Risultati molto simili a quelli di Portici ed Ercolano, comuni che insieme a San Giorgio fanno parte del cosiddetto “Miglio d’Oro” lungo la costa vesuviana.
A Portici, comune di 51mila abitanti e con la più alta densità abitativa d’Italia, il nuovo sindaco è Claudio Teodonno, candidato sostenuto da Pd, Psi ed Europa Verde, eletto con il 59,46% dei voti; dietro di lui Fernando Farroni, candidato sostenuto da Movimento 5 Stelle, Casa Riformista e Noi di Centro, fermo al 36,19%. Anche in questo caso i due candidati delle forze del campo largo si spartiranno i posti in Consiglio comunale: 16 per le liste a sostegno di Teodonno, 7 per quelle di Farroni (più il candidato sindaco). Restano fuori dal Consiglio comunale Forza Italia con il candidato Giovanni Ciaramella (3,12%) e Fratelli d’Italia con Ione Abbatangelo ferma all’1,23%.

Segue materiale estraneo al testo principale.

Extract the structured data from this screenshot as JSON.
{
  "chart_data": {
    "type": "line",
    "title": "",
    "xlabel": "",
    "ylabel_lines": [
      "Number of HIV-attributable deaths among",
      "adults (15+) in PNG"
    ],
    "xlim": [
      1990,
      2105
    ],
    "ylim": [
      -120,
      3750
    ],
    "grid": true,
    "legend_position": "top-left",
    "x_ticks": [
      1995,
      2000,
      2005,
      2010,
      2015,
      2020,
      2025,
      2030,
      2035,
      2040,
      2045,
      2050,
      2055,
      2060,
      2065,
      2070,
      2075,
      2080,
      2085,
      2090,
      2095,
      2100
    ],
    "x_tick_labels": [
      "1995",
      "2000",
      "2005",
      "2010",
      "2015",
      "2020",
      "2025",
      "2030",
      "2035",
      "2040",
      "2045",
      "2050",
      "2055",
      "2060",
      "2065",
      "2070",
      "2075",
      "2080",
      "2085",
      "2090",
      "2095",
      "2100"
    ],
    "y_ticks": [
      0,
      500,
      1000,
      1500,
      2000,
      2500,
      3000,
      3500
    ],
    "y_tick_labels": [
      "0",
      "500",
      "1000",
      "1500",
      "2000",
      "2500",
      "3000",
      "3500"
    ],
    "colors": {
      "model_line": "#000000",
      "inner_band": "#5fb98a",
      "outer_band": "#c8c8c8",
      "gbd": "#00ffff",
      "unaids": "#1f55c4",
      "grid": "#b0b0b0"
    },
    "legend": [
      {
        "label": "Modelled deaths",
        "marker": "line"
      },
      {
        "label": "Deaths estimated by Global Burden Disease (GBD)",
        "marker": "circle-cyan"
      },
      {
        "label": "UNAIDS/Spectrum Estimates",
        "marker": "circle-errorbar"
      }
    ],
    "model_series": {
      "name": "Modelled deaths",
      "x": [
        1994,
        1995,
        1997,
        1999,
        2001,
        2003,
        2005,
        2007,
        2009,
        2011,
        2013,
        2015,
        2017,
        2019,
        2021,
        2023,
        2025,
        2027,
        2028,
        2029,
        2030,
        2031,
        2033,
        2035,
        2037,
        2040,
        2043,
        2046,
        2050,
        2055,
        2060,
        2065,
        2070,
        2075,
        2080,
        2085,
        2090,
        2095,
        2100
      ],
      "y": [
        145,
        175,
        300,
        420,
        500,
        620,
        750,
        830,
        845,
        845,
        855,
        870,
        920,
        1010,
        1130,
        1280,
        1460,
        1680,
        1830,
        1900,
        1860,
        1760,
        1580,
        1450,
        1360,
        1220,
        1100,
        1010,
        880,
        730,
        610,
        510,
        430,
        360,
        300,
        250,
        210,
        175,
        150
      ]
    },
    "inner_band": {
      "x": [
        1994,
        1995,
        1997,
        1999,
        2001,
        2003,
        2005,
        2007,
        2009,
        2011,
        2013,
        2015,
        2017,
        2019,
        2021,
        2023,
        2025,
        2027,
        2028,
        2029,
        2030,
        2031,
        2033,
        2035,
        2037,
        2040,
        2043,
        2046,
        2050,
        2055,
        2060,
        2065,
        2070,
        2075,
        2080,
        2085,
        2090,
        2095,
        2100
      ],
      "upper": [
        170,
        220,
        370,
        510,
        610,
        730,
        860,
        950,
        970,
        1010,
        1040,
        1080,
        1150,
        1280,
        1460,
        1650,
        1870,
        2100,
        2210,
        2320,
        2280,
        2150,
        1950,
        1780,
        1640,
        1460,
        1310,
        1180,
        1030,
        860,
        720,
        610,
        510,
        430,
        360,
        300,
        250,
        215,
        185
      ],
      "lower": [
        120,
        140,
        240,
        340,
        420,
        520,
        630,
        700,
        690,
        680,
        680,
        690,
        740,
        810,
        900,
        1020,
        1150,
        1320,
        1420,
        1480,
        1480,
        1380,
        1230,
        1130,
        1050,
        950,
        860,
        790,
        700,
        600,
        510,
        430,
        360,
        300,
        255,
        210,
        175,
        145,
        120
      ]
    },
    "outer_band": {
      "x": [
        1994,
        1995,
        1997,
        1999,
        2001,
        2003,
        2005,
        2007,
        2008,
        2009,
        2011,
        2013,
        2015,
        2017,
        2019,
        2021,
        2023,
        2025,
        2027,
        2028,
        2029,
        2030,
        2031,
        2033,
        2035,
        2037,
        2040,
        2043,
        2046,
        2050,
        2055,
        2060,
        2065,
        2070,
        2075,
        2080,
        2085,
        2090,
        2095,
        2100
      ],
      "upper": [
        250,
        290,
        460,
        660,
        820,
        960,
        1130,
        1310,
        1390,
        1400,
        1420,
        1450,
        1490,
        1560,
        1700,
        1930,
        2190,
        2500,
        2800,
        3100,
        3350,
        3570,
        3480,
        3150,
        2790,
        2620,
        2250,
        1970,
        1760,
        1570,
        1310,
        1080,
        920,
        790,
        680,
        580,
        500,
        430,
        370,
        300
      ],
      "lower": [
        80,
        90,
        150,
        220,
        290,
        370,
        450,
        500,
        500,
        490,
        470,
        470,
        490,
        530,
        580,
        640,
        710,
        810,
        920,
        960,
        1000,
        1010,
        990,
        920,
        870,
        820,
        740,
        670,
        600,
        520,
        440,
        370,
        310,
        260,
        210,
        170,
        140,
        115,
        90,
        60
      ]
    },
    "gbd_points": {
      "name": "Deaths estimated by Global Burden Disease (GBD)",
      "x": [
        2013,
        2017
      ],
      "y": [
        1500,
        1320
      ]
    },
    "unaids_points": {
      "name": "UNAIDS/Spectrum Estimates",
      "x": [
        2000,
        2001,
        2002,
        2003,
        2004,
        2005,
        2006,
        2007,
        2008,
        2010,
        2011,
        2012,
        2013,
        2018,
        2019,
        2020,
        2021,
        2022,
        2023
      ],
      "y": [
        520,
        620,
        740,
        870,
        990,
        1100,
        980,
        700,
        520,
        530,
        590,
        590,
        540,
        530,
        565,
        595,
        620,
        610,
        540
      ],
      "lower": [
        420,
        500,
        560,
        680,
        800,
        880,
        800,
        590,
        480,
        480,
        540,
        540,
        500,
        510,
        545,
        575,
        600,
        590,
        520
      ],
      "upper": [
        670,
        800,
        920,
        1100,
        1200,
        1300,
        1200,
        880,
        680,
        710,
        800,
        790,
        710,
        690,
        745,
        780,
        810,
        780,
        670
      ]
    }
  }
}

Infine Ercolano, 50mila abitanti, dove il campo largo si è presentato compatto a sostegno di Antonietta Garzia, eletta con il 68,63% dei voti. Pietro Sabbarese, candidato di Azione, si è fermato a 19,63%; più dietro Luigi Fiengo, sostenuto da Lega, Udc e Noi Moderati con il 4,96%, e Luciano Schifone, candidato di Fratelli d’Italia, padre della deputata FdI Marta Schifone, fermo al 4,59%. Per i soli Fiengo e Schifone la consolazione dell’elezione in un Consiglio comunale altrimenti “monocolore” di centrosinistra.